Proces Elżbiety Łaski, której prokuratura zarzuciła między innymi spoliczkowanie burmistrza Wadowic Mateusza Klinowskiego, rozpoczął się w czwartek przed wadowickim sądem rejonowym. Kobiecie grozi kara do 3 lat więzienia.
Prokuratura w akcie oskarżenia zarzuciła mieszkance Wadowic Elżbiecie Łaski (zgodziła się na publikację personaliów) - obok naruszenia nietykalności cielesnej funkcjonariusza publicznego podczas pełnienia obowiązków służbowych - także zakłócenie miru domowego w magistracie oraz znieważenie jednej z jego pracownic.
Wadowiczanka nie przyznała się do winy. Przed sądem powiedziała wprawdzie, że spoliczkowała burmistrza, ale – jak podkreśliła – uczyniła to we własnej obronie. Twierdziła, że burmistrz pierwszy ją zaatakował, wykręcił rękę i wyrwał telefon, którego używała do rejestrowania obrazu. - Funkcjonariusz publiczny nie może atakować petenta. Mariusz Klinowski rzucił się na mnie - mówiła.
Łaski, aby odzyskać telefon, uderzyła Klinowskiego w twarz. - Nie mogę pojąć, dlaczego to mnie oskarżają, skoro to on pierwszy naruszył moją nietykalność – mówiła. Oświadczyła też, że złoży prywatny akt oskarżenia przeciw burmistrzowi.

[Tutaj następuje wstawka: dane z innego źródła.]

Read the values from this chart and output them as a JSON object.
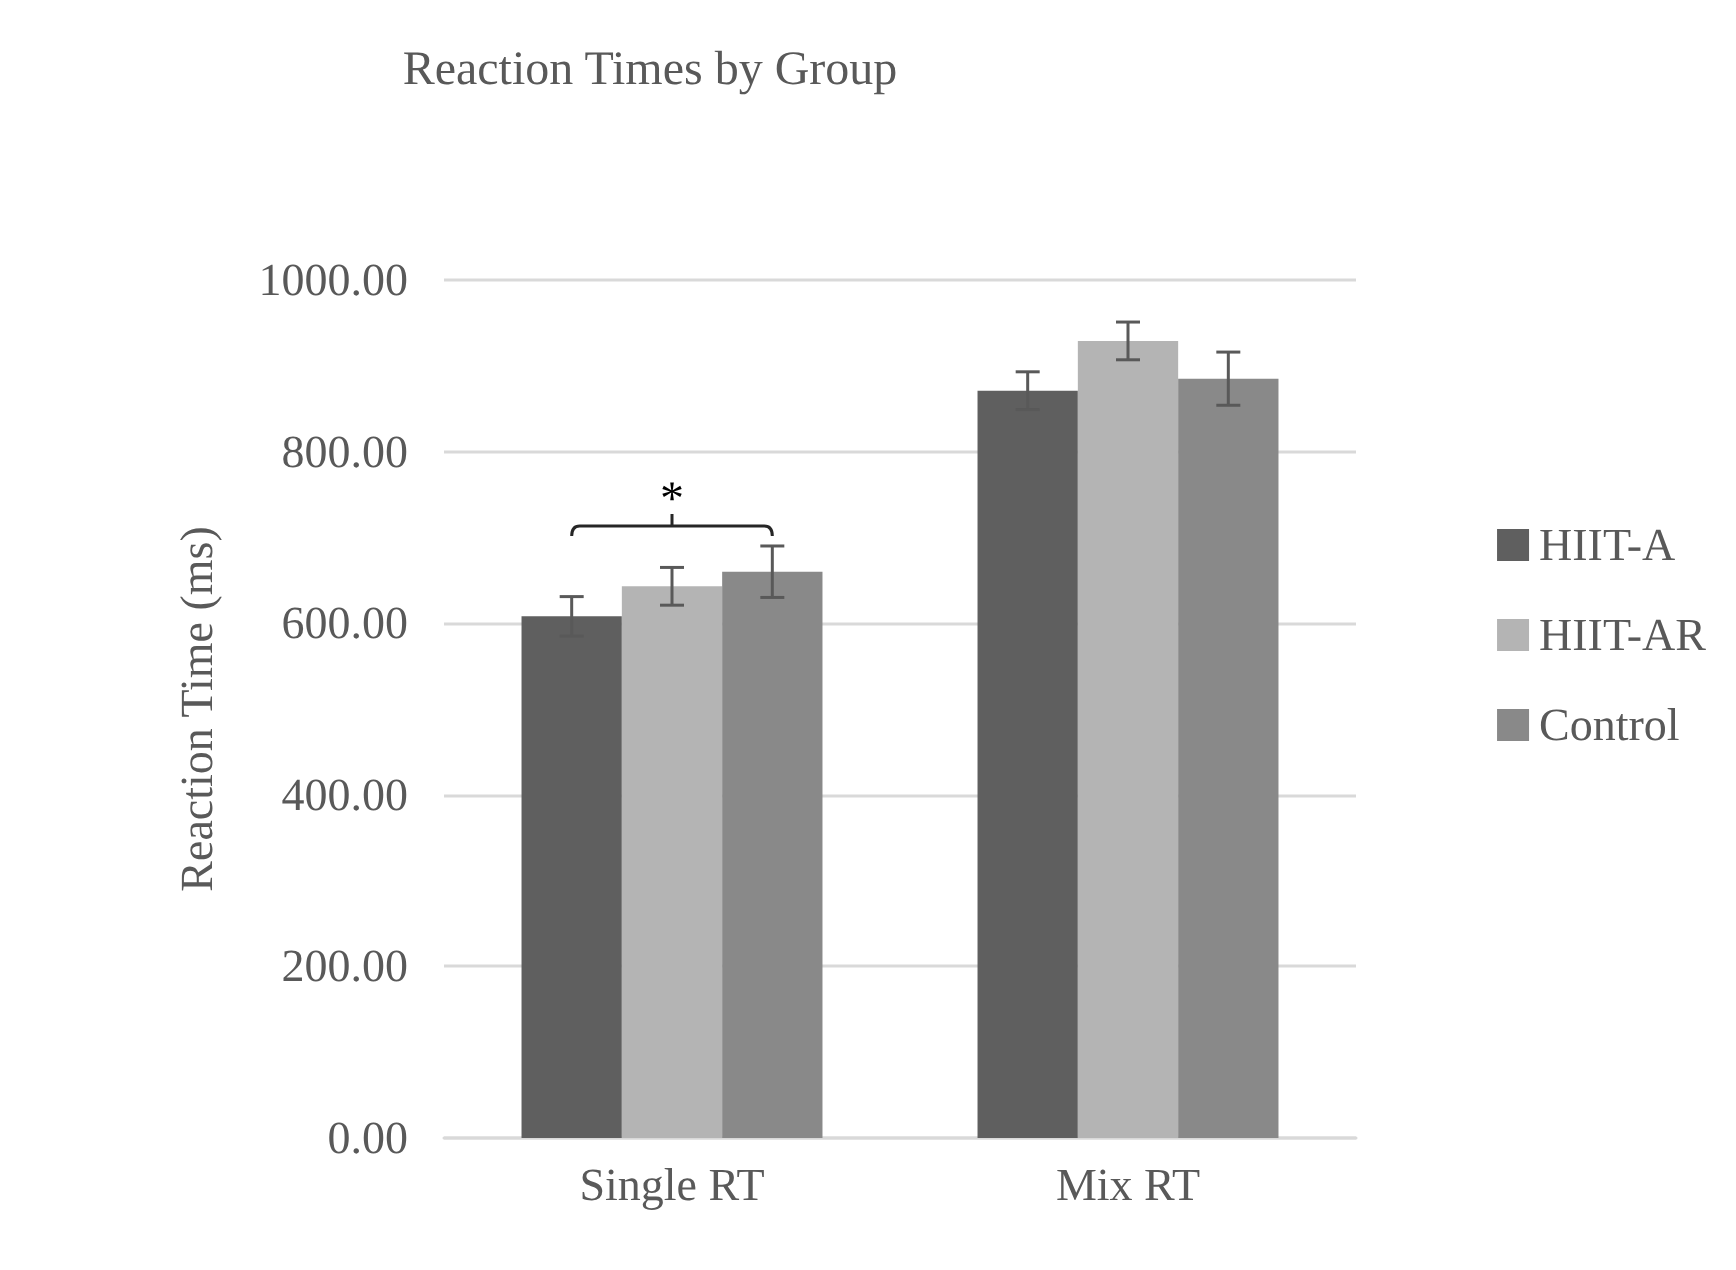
{
  "chart_data": {
    "type": "bar",
    "title": "Reaction Times by Group",
    "ylabel": "Reaction Time (ms)",
    "categories": [
      "Single RT",
      "Mix RT"
    ],
    "series": [
      {
        "name": "HIIT-A",
        "color": "#5f5f5f",
        "values": [
          608,
          871
        ],
        "errors": [
          23,
          22
        ]
      },
      {
        "name": "HIIT-AR",
        "color": "#b4b4b4",
        "values": [
          643,
          929
        ],
        "errors": [
          22,
          22
        ]
      },
      {
        "name": "Control",
        "color": "#898989",
        "values": [
          660,
          885
        ],
        "errors": [
          30,
          31
        ]
      }
    ],
    "ylim": [
      0,
      1000
    ],
    "yticks": [
      {
        "value": 0,
        "label": "0.00"
      },
      {
        "value": 200,
        "label": "200.00"
      },
      {
        "value": 400,
        "label": "400.00"
      },
      {
        "value": 600,
        "label": "600.00"
      },
      {
        "value": 800,
        "label": "800.00"
      },
      {
        "value": 1000,
        "label": "1000.00"
      }
    ],
    "grid": "y",
    "legend": "right",
    "annotations": [
      "*"
    ]
  }
}
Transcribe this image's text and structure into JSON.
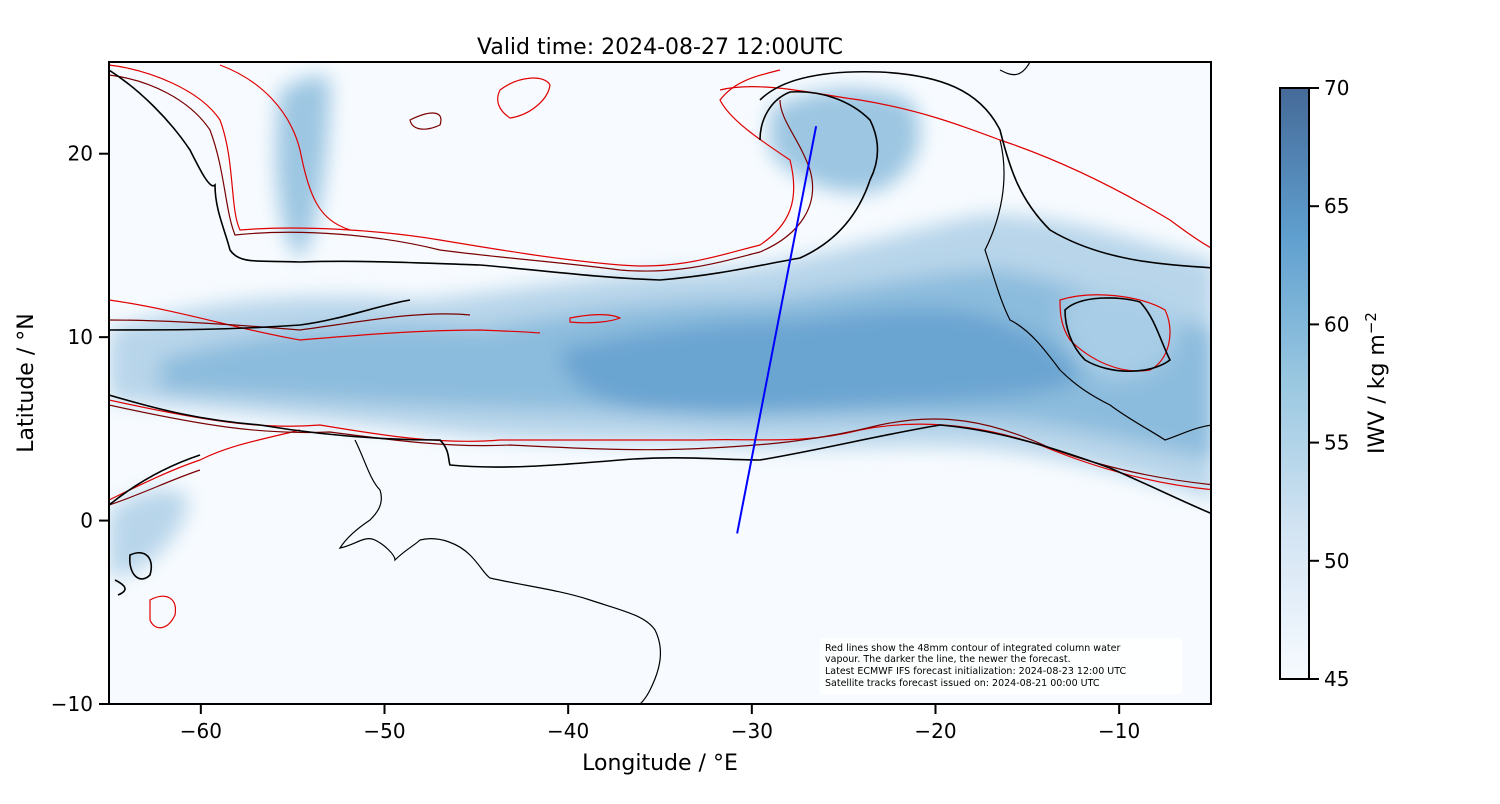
{
  "title": "Valid time: 2024-08-27 12:00UTC",
  "map": {
    "xlabel": "Longitude / °E",
    "ylabel": "Latitude / °N",
    "xlim": [
      -65,
      -5
    ],
    "ylim": [
      -10,
      25
    ],
    "xticks": [
      -60,
      -50,
      -40,
      -30,
      -20,
      -10
    ],
    "yticks": [
      -10,
      0,
      10,
      20
    ],
    "xtick_labels": [
      "−60",
      "−50",
      "−40",
      "−30",
      "−20",
      "−10"
    ],
    "ytick_labels": [
      "−10",
      "0",
      "10",
      "20"
    ]
  },
  "colorbar": {
    "label": "IWV / kg m",
    "label_superscript": "−2",
    "min": 45,
    "max": 70,
    "ticks": [
      "45",
      "50",
      "55",
      "60",
      "65",
      "70"
    ],
    "color_low": "#f7fbff",
    "color_high": "#4a6fa0"
  },
  "satellite_track": {
    "color": "#0000ff",
    "start": {
      "lon": -30.8,
      "lat": -0.7
    },
    "end": {
      "lon": -26.5,
      "lat": 21.5
    }
  },
  "contour_colors": [
    "#000000",
    "#3a0000",
    "#7a0000",
    "#e00000"
  ],
  "note": {
    "line1": "Red lines show the 48mm contour of integrated column water",
    "line2": "vapour. The darker the line, the newer the forecast.",
    "line3": "Latest ECMWF IFS forecast initialization: 2024-08-23 12:00 UTC",
    "line4": "Satellite tracks forecast issued on: 2024-08-21 00:00 UTC"
  }
}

Incydent zakończyła interwencja policji. Kobieta została skuta kajdankami i wyprowadzona z magistratu. Spędziła kilka godzin na policji.
Obraźliwe słowa? "Może padły w złości"
Oskarżona, która na blogu komentuje życie publiczne w Wadowicach, odnosząc się do zarzutu znieważenia pracownicy magistratu, wyjaśniła, że doszło do tego, gdy w listopadzie funkcjonariusze straży miejskiej, używając siły, wyprowadzili ją z pokoju urzędniczki. Jak wyjaśniła w czwartek, weszła tam, by uzyskać informacje. - To, co robiłam, jest działalnością na korzyść interesu publicznego. Robię to w wolnym czasie. (...) Zarzuca mi się zadawanie pytań i najście – powiedziała przed sądem.
Pytana, czy użyła obelżywych słów wobec urzędniczki, odparła: - Być może padły w złości. Nie mam w zwyczaju obrażania ludzi.
Burmistrz: oskarżona "wszczynała awantury"
Burmistrz Mateusz Klinowski, który występuje w sprawie jako oskarżyciel posiłkowy, przedstawił inny przebieg wydarzeń. Mówił, że gdy wszedł do sekretariatu, oskarżona dynamicznie podeszła do niego, świecąc diodą aparatu telefonicznego w oczy i przerywając rozmowę. - Chciałem się zasłonić i zrobiłem ruch ręką, nie dotykając jej. Powiedziałem, by mi nie przeszkadzała. Zrobiła krok w tył. Uznałem, że to koniec. (...) Łaski odłożyła telefon na blat i uderzyła mnie otwartą dłonią trafiając w ucho. Zapytałem ją, co robi. Wtedy bez słowa zadała drugi cios. Poprosiłem sekretarkę, by wezwała policję. Wówczas oskarżona wzięła telefon i zamachnęła się nim. Odebrałem jej go i odłożyłem – zeznał przed sądem.
Mateusz Klinowski dodał, że do momentu interwencji policji został jeszcze wielokrotnie uderzony przez kobietę i prowokowany słownie.
Samorządowiec zaznaczył przed sądem, że urzędnicy od dłuższego czasu mieli problem z oskarżoną, która przychodziła do urzędu "i wszczynała awantury". - Przeszkadzała urzędnikom, twierdziła, że będzie nagrywała. Zadawała absurdalne pytania – mówił. Jego zdaniem, Elżbiecie Łaski chodziło o destabilizację pracy urzędu i ośmieszenie urzędników.
Kolejna rozprawa odbędzie się 28 lipca.